Invest in professional headshots and put together a portfolio of teaching materials that demonstrates your skills. A good headshot is essential because some schools will simply reject applications that do not include a photo, so make sure it looks professional. You also need to have lesson plans ready that show you are able to plan engaging lessons and effectively use resources.
Preparing a cover letter
Prepare a cover letter that highlights what is most relevant to the job you are applying for. While your resume is a list of your achievements, education and employment history, your cover letter has to be more personal. In your cover letter, you should make clear why you want to work for the school and why you would be a good addition to their staff.
Adapt your resume to fit the position to which you are applying
Unfortunately, you can’t just take your resume from the United States and send it off to a school in another country. The teaching job market is completely different in each country. This is why it’s so important to do your research and find out what schools are looking for in their candidates.
If you’re applying for a job as an English teacher, make sure that you have some TEFL certification on your resume. If you’re interested in moving up the chain, then you’ll need to ensure that you have a master’s degree in education or a related field on your resume. You may also want to include some extra skills or training that will make you stand out from other candidates.
Treat each interview as an opportunity
Make sure you have a good first impression. Treat each interview as an opportunity to make a positive first impression, whether or not you know that person or if they are going to be your boss.
Be friendly and talkative, but also well prepared for the interview. Don’t ramble and drone on about your life story; answer questions directly and succinctly.

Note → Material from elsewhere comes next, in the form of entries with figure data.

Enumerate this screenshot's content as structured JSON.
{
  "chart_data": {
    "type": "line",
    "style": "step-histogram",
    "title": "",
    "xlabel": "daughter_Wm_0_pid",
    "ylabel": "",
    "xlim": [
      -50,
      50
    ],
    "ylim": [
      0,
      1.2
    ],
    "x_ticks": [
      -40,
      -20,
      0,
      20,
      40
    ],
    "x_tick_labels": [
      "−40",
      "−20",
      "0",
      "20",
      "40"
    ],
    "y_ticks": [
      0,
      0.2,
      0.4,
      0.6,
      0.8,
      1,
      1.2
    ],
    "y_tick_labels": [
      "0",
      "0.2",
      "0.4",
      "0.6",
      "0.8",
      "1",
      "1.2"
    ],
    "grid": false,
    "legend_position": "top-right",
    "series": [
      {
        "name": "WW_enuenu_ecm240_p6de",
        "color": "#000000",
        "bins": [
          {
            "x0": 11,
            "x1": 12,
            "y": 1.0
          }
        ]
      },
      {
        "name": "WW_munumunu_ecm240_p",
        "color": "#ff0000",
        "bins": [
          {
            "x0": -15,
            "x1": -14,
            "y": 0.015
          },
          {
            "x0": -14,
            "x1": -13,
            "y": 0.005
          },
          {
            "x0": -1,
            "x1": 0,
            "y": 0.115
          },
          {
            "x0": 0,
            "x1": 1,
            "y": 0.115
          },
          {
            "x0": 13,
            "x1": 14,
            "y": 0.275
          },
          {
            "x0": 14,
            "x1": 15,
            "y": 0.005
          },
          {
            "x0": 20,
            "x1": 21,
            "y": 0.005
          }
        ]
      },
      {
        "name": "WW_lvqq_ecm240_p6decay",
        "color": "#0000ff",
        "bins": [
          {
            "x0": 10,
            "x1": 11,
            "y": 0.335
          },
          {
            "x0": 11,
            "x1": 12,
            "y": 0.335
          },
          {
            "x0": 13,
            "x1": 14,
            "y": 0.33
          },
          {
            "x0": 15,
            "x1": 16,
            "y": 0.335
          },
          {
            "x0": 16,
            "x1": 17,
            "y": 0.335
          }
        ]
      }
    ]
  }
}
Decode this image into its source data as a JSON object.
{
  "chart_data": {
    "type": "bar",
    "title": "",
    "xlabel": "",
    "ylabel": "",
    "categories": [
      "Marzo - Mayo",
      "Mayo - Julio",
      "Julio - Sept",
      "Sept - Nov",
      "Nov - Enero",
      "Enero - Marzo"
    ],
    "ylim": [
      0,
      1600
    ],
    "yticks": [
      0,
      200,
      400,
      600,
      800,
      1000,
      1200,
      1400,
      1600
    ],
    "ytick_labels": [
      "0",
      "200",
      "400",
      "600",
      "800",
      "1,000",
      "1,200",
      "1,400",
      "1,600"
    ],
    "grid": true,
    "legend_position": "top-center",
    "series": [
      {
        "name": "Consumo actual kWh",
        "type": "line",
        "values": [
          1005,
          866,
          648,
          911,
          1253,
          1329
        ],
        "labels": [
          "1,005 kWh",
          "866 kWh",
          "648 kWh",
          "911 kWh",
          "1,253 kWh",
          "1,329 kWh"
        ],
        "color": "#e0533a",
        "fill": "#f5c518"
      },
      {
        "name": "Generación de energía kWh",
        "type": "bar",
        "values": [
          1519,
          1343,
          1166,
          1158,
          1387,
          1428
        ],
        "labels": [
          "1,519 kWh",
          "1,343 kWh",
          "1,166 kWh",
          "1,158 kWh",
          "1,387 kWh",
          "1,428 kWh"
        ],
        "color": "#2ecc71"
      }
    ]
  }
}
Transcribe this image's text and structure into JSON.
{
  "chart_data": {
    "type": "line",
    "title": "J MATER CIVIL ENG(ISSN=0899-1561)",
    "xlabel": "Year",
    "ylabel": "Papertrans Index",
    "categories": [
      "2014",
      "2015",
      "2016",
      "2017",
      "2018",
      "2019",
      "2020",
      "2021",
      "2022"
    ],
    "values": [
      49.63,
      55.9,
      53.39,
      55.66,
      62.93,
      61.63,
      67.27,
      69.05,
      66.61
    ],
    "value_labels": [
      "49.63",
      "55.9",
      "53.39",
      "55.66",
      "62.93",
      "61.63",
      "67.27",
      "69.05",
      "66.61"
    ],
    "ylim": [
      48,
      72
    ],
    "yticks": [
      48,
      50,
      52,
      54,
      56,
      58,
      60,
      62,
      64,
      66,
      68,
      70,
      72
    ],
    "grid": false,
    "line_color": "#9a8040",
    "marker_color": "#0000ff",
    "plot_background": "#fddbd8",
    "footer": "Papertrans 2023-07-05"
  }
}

Give opinions if asked and share relevant experiences from your own life.
Be yourself, don’t try to be what you think the interviewer wants, be who you really are. If you don’t feel comfortable being yourself, then maybe you shouldn’t work for that school.
Be prepared to teach immediately if you are hired
Be prepared to teach immediately if you are hired. It may be the case that your first teaching job will be in an open position, meaning that someone left just before or after school started without giving much advance notice. This means that whoever gets hired will have to start immediately, with little prep time or guidance from the person they’re replacing. Prepare yourself by getting lesson plans ready and know how to handle any scenario.